Abstract

V-PYRRO/NO and V-PROLI/NO, two structurally different diazeniumdiolate derivatives were designed as liver-selective pro-drugs, metabolized by cytochrome P450 izoenzymes, with subsequent release of nitric oxide (NO). Yet, their efficacy in the treatment of NAFLD (nonalcoholic fatty liver disease) and their comparative pharmacokinetic and metabolic profiles has not been characterized.
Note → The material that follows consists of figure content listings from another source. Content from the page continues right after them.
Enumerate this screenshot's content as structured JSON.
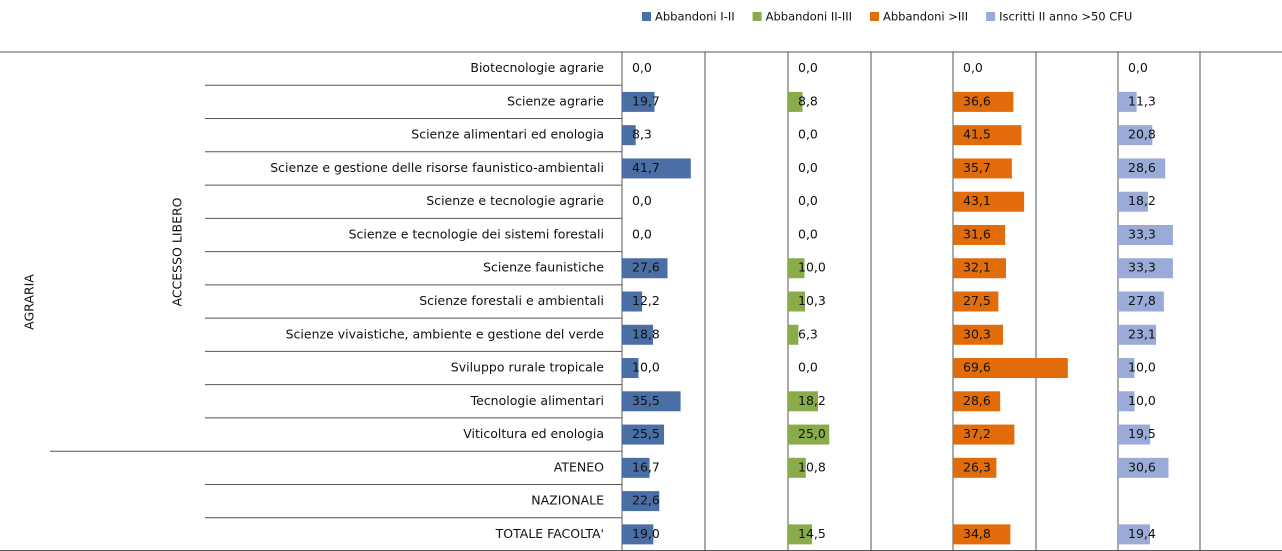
{
  "chart_data": {
    "type": "bar",
    "orientation": "horizontal",
    "row_groups": {
      "outer": "AGRARIA",
      "inner": "ACCESSO LIBERO"
    },
    "categories": [
      "Biotecnologie agrarie",
      "Scienze agrarie",
      "Scienze alimentari ed enologia",
      "Scienze e gestione delle risorse faunistico-ambientali",
      "Scienze e tecnologie agrarie",
      "Scienze e tecnologie dei sistemi forestali",
      "Scienze faunistiche",
      "Scienze forestali e ambientali",
      "Scienze vivaistiche, ambiente e gestione del verde",
      "Sviluppo rurale tropicale",
      "Tecnologie alimentari",
      "Viticoltura ed enologia",
      "ATENEO",
      "NAZIONALE",
      "TOTALE FACOLTA'"
    ],
    "xlim": [
      0,
      100
    ],
    "series": [
      {
        "name": "Abbandoni I-II",
        "color": "#4a6fa5",
        "values": [
          0,
          19.7,
          8.3,
          41.7,
          0,
          0,
          27.6,
          12.2,
          18.8,
          10,
          35.5,
          25.5,
          16.7,
          22.6,
          19
        ],
        "value_labels": [
          "0,0",
          "19,7",
          "8,3",
          "41,7",
          "0,0",
          "0,0",
          "27,6",
          "12,2",
          "18,8",
          "10,0",
          "35,5",
          "25,5",
          "16,7",
          "22,6",
          "19,0"
        ]
      },
      {
        "name": "Abbandoni II-III",
        "color": "#8aab4a",
        "values": [
          0,
          8.8,
          0,
          0,
          0,
          0,
          10,
          10.3,
          6.3,
          0,
          18.2,
          25,
          10.8,
          null,
          14.5
        ],
        "value_labels": [
          "0,0",
          "8,8",
          "0,0",
          "0,0",
          "0,0",
          "0,0",
          "10,0",
          "10,3",
          "6,3",
          "0,0",
          "18,2",
          "25,0",
          "10,8",
          null,
          "14,5"
        ]
      },
      {
        "name": "Abbandoni >III",
        "color": "#e36c0a",
        "values": [
          0,
          36.6,
          41.5,
          35.7,
          43.1,
          31.6,
          32.1,
          27.5,
          30.3,
          69.6,
          28.6,
          37.2,
          26.3,
          null,
          34.8
        ],
        "value_labels": [
          "0,0",
          "36,6",
          "41,5",
          "35,7",
          "43,1",
          "31,6",
          "32,1",
          "27,5",
          "30,3",
          "69,6",
          "28,6",
          "37,2",
          "26,3",
          null,
          "34,8"
        ]
      },
      {
        "name": "Iscritti II anno >50 CFU",
        "color": "#99abd6",
        "values": [
          0,
          11.3,
          20.8,
          28.6,
          18.2,
          33.3,
          33.3,
          27.8,
          23.1,
          10,
          10,
          19.5,
          30.6,
          null,
          19.4
        ],
        "value_labels": [
          "0,0",
          "11,3",
          "20,8",
          "28,6",
          "18,2",
          "33,3",
          "33,3",
          "27,8",
          "23,1",
          "10,0",
          "10,0",
          "19,5",
          "30,6",
          null,
          "19,4"
        ]
      }
    ]
  }
}
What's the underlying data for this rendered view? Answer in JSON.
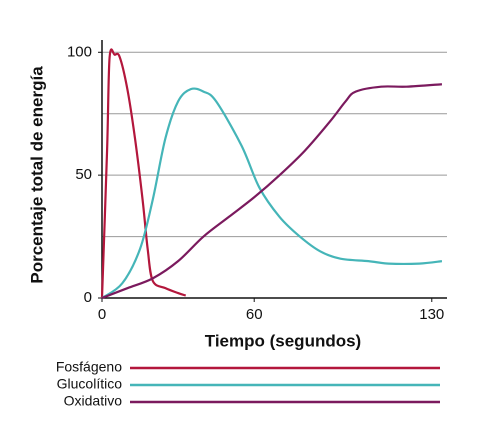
{
  "chart_data": {
    "type": "line",
    "ylabel": "Porcentaje total de energía",
    "xlabel": "Tiempo (segundos)",
    "xlim": [
      0,
      136
    ],
    "xticks": [
      0,
      60,
      130
    ],
    "ylim": [
      0,
      105
    ],
    "yticks": [
      0,
      50,
      100
    ],
    "ygrid": [
      25,
      50,
      75,
      100
    ],
    "series": [
      {
        "name": "Fosfágeno",
        "color": "#b3173c",
        "x": [
          0,
          2,
          3,
          5,
          7,
          10,
          13,
          16,
          18,
          20,
          25,
          30,
          33
        ],
        "values": [
          0,
          60,
          98,
          99,
          98,
          85,
          65,
          40,
          20,
          7,
          4,
          2,
          1
        ]
      },
      {
        "name": "Glucolítico",
        "color": "#45b5b8",
        "x": [
          0,
          8,
          15,
          20,
          25,
          30,
          35,
          40,
          45,
          55,
          62,
          70,
          78,
          86,
          94,
          105,
          113,
          125,
          134
        ],
        "values": [
          0,
          6,
          20,
          40,
          65,
          80,
          85,
          84,
          80,
          62,
          45,
          33,
          25,
          19,
          16,
          15,
          14,
          14,
          15
        ]
      },
      {
        "name": "Oxidativo",
        "color": "#7b1a5e",
        "x": [
          0,
          10,
          20,
          30,
          40,
          50,
          60,
          70,
          80,
          90,
          96,
          100,
          110,
          120,
          134
        ],
        "values": [
          0,
          4,
          8,
          15,
          25,
          33,
          41,
          50,
          60,
          72,
          80,
          84,
          86,
          86,
          87
        ]
      }
    ]
  }
}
The aim of the present work was to compare effects of V-PYRRO/NO and V-PROLI/NO on liver steatosis, glucose tolerance and liver fatty acid composition in C57BL/6J mice fed high fat diet (HFD) as well as to characterize comprehensively ADME profiles of both NO-donors. We demonstrated that despite similar structure, V-PYRRO/NO and V-PROLI/NO differed in their pharmacological efficacy in murine model of NAFLD. V-PYRRO/NO, but not V-PROLI/NO reversed liver steatosis, improved glucose tolerance and favorably modified fatty acid composition in the liver. Both compounds demonstrated rapid absorption after i.p. administration, high clearance values and incomplete bioavailability. However, V-PYRRO/NO was eliminated mainly by the liver, whereas V-PROLI/NO was excreted mostly in unchanged form by the kidney. Both, V-PYRRO/NO and V-PROLI/NO bound to BSA with low binding affinity. V-PYRRO/NO was metabolized by CYP2E1, CYP2C9, CYP1A2 and CYP3A4, while V-PROLI/NO mainly by CYP1A2. Importantly, V-PYRRO/NO was a better NO releaser in vivo and in the isolated perfused liver than V-PROLI/NO what was compatible with the superior anti-steatotic activity of V-PYRRO/NO. In conclusion, V-PYRRO/NO displayed pronounced anti-steatotic effect associated with liver-targeted NO-release, while V-PROLI/NO was not effective, not up-taken by the liver and eliminated mostly unchanged by the kidney.